We have been unable to find any case from this court involving the precise question, nor have we found any from other jurisdictions contrary to those above cited which we think announce a sound and logical principle *Page 509 of law. As hereinbefore stated, courts of law are authorized and empowered to do no more than enforce a contract as made by the parties. It has no right to take into consideration what it may deem or term an immaterial or frivolous matter, since the parties to the contract may have entertained an entirely different notion, and if for any such reason the court could disregard such provisions, the door would then be opened for each court to alter or change contracts according to its conception of materiality and that, too, without compensation to the other party or abatement of the price agreed to be paid by him.
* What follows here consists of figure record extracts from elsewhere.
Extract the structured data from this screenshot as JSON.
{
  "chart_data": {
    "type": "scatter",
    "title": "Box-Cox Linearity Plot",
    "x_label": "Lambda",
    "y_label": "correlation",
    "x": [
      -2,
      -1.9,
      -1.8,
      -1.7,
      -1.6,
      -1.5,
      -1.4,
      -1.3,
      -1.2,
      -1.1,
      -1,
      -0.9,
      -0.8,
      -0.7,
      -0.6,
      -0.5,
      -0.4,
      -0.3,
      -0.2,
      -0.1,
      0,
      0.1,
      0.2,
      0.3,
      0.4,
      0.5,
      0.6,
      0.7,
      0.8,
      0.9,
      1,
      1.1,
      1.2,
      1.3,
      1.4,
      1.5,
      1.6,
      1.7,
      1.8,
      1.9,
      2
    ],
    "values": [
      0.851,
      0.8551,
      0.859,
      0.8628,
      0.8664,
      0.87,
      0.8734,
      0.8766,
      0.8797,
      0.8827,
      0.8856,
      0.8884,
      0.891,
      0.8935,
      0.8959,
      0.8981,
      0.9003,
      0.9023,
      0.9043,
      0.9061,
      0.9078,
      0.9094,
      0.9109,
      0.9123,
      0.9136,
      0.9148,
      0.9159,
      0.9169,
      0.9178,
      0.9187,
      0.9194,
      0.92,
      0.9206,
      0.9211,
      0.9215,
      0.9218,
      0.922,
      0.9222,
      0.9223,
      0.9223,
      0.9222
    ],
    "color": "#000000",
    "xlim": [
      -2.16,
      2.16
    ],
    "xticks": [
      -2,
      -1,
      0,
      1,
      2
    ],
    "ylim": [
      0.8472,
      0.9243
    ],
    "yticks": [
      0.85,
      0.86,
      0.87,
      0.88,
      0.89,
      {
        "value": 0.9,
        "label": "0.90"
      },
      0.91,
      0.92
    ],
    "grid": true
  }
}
Neither can it be successfully maintained that to enforce such a contract under such conditions would give to the vendee substantially what he contracted for, since, as we have seen, he is entitled to have exactly what he contracted for, especially if he is required to pay the full contract price which was the theory upon which this case proceeded against defendant.

We find nothing in the record whereby defendant waived her right to rely on the defense here interposed, and since it constitutes a valid one, as we have seen, the judgment must be, and it is, affirmed. Whole court sitting.